The effects of this policy sent Godinez Aguilar to a deportation jail in Atlanta while Janne was detained in Michigan, reported ABC News. From the child welfare agency in Michigan where she was held in custody, Janne made several tearful calls to her mother asking to meet her.

When they finally reunited at Miami Dade airport on Sunday, Janne cried as her mother wiped away her tears. “She is asking to never be separated from her mother again,” Martin-Godinez said, translating into Spanish what her daughter said in her native Mam, reported CNN.

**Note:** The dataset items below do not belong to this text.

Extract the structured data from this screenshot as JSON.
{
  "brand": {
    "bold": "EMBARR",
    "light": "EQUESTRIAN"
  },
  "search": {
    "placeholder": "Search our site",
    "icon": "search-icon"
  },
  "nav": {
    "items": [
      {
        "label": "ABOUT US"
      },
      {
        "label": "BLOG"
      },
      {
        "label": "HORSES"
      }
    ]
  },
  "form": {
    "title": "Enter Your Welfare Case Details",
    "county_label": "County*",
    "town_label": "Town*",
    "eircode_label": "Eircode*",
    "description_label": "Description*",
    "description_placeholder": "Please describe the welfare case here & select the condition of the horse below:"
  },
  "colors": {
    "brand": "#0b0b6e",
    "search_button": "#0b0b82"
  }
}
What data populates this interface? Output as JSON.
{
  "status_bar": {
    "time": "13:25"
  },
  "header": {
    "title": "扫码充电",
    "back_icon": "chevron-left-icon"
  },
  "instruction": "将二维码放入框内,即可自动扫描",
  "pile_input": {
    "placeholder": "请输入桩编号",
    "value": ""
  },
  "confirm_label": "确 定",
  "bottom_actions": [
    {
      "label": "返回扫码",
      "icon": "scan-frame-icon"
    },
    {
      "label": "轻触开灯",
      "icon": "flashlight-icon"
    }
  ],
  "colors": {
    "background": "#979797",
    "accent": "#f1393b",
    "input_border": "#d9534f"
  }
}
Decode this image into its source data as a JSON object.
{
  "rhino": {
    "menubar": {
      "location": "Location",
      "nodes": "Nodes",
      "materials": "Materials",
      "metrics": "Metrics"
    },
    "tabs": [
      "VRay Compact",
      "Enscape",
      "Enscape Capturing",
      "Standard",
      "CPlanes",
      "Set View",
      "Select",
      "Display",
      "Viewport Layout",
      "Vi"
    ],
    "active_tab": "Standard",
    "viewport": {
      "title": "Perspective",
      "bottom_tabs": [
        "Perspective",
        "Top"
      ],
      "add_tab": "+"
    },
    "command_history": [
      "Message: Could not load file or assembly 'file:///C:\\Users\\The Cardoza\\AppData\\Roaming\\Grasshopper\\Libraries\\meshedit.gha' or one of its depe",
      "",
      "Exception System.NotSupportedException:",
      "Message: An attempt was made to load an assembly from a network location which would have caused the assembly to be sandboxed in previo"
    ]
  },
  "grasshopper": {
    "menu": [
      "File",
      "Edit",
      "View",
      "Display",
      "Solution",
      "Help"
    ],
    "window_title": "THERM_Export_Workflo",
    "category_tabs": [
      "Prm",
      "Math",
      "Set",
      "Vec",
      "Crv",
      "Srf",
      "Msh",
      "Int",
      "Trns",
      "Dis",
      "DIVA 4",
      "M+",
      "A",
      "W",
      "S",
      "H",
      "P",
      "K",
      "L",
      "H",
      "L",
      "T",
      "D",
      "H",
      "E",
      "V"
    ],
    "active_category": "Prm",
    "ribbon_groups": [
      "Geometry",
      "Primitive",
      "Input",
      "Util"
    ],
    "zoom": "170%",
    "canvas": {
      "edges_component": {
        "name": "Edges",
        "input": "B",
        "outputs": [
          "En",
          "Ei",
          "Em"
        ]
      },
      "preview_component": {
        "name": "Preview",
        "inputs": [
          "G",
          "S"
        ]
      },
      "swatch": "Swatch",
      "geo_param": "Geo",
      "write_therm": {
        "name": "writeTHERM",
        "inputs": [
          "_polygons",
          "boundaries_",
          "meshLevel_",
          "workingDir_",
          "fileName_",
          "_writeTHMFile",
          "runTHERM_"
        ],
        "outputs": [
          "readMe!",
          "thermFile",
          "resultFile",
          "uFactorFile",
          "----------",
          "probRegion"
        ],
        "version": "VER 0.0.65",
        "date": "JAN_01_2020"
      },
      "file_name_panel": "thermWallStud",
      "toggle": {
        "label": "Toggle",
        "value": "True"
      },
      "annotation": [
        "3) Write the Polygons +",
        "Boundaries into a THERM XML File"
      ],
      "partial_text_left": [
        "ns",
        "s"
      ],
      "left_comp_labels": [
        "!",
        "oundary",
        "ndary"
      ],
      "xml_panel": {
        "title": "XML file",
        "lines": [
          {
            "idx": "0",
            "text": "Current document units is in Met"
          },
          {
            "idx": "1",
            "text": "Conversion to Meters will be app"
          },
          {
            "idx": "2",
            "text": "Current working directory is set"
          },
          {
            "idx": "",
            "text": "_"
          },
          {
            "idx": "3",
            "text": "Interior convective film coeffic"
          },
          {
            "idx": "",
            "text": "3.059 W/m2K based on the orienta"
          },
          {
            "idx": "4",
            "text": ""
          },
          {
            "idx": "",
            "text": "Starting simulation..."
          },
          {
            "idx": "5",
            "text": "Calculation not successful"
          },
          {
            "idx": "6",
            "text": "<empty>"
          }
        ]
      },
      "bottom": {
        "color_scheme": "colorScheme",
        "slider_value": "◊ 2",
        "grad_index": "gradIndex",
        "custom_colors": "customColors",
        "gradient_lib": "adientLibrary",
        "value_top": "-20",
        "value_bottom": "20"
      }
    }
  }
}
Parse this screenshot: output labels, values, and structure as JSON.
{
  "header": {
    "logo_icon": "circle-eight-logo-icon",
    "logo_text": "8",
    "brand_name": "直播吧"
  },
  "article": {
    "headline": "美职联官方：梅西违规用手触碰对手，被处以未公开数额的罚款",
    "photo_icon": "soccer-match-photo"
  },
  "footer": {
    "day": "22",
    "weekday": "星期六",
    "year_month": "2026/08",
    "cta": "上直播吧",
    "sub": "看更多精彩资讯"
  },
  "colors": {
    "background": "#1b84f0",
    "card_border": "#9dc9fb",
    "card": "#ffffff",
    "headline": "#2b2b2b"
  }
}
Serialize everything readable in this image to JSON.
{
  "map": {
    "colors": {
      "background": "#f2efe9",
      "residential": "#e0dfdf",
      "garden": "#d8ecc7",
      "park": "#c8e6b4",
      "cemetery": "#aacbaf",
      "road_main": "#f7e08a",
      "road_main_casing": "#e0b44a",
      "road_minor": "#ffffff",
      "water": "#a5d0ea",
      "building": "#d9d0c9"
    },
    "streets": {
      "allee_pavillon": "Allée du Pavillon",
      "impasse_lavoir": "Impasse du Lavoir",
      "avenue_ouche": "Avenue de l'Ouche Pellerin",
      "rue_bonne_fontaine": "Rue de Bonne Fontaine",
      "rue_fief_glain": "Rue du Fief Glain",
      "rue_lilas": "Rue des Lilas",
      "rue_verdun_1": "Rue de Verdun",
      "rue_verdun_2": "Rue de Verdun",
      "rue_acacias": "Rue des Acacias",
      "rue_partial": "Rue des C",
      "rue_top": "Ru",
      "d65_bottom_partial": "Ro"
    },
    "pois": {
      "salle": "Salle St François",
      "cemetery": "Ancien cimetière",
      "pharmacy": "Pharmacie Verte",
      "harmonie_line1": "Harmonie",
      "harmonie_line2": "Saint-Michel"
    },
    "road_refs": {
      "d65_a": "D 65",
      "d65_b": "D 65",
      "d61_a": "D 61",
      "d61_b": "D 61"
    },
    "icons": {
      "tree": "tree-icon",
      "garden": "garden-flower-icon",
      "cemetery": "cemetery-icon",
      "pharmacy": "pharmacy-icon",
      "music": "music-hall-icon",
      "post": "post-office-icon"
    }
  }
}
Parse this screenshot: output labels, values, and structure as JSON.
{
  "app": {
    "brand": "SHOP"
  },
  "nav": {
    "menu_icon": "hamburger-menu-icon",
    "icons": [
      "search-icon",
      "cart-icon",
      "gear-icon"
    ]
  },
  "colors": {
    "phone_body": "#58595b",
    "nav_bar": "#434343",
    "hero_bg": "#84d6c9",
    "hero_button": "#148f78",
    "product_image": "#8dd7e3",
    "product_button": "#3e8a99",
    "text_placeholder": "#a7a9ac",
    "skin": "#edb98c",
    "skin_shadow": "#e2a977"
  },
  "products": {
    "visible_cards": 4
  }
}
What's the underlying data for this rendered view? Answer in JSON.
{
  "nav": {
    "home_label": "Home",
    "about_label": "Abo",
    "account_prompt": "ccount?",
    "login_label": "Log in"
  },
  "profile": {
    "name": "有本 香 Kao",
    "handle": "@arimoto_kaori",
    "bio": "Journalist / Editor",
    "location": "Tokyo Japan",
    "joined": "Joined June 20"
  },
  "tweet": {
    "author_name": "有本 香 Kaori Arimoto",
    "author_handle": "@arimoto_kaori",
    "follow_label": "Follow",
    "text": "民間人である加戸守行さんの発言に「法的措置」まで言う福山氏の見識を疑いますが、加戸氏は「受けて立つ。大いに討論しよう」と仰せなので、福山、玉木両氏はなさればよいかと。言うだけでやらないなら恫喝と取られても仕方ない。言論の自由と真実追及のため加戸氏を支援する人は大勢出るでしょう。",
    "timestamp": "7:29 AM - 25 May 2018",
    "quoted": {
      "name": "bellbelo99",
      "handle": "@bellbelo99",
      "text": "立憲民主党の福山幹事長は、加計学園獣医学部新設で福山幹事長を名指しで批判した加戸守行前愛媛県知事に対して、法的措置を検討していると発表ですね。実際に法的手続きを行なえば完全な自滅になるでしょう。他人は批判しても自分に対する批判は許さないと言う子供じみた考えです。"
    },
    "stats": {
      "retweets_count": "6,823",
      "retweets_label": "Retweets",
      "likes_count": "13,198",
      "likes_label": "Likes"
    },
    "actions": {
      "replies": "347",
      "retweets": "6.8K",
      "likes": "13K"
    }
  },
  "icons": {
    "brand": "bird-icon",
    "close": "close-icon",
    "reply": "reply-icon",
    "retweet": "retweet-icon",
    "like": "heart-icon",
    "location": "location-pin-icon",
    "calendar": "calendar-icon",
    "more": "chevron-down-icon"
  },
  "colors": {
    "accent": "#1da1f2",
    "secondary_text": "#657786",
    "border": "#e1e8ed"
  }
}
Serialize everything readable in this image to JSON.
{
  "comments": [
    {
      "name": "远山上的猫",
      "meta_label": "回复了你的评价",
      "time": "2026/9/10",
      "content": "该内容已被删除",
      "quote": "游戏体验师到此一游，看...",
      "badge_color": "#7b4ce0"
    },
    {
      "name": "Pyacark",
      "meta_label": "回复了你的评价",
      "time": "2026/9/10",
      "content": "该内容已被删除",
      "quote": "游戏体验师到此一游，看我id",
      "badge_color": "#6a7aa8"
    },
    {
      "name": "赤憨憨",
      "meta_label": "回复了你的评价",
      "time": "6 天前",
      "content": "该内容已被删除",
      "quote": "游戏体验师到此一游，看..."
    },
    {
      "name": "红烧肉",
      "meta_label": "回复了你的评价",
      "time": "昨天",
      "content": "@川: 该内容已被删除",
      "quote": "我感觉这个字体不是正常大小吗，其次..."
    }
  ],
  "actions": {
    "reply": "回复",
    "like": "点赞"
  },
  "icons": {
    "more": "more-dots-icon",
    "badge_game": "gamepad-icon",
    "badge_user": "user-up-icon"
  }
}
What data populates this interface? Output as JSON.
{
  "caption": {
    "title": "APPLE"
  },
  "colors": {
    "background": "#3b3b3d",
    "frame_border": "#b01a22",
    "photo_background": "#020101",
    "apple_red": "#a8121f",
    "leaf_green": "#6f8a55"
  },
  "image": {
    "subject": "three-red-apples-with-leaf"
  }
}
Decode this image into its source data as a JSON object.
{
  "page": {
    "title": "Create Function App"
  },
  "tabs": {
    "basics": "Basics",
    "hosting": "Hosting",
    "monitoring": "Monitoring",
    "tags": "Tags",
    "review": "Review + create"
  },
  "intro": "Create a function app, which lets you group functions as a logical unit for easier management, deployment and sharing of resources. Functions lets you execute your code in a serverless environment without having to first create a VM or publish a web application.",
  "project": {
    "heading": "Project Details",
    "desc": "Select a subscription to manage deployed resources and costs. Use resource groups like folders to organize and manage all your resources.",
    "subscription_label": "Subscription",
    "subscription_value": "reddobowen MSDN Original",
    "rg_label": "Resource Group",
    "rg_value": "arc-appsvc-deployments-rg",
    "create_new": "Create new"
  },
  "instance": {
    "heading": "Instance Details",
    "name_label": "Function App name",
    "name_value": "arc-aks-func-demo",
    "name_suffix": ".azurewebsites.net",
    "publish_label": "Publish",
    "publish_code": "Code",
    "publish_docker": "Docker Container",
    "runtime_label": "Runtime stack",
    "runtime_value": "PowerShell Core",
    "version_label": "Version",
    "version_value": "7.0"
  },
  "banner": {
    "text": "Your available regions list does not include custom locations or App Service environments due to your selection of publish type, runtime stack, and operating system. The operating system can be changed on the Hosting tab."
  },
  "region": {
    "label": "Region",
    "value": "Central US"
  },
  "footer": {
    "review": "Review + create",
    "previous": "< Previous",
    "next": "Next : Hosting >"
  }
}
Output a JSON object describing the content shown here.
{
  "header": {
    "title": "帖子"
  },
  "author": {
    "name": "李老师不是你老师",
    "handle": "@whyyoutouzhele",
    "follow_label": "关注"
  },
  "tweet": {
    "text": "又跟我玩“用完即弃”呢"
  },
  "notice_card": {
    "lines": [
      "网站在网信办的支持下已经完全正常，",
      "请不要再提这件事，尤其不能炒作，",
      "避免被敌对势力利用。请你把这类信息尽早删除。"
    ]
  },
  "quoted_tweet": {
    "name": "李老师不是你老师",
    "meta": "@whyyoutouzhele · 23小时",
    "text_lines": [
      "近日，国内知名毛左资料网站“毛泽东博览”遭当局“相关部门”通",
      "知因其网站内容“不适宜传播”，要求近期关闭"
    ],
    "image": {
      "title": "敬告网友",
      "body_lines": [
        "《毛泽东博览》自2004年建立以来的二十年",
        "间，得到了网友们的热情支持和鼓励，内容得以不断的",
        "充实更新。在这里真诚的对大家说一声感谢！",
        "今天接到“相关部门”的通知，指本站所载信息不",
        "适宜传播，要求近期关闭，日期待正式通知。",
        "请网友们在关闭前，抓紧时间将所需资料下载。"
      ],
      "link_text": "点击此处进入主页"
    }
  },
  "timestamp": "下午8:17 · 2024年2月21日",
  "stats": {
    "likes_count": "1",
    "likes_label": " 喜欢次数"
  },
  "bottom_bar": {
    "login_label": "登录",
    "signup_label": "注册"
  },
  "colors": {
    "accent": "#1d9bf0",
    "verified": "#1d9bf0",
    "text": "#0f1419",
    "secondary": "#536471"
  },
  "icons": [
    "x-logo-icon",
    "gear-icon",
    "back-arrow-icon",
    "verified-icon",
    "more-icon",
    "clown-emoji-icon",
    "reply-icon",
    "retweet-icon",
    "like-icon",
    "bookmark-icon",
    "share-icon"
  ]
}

When asked to convey a message to other mothers, Martin-Godinez told them to consider not coming to the U.S. “The laws here are harsh. And people don’t have hearts,” she said.”People dream of coming here, to save their lives, but I don’t what them to experience what I’ve gone through,” she said.

ABC News reported that more Guatemalans crossed the border than any other nation, with 29,278 families apprehended between October and the end of May. They flee home due to gang violence, state corruption, and poverty. These migrants look towards America not in the hope of achieving the American dream, but rather to safeguard their own lives and the lives of their families.  

Tuhfa Begum is a student at New York University.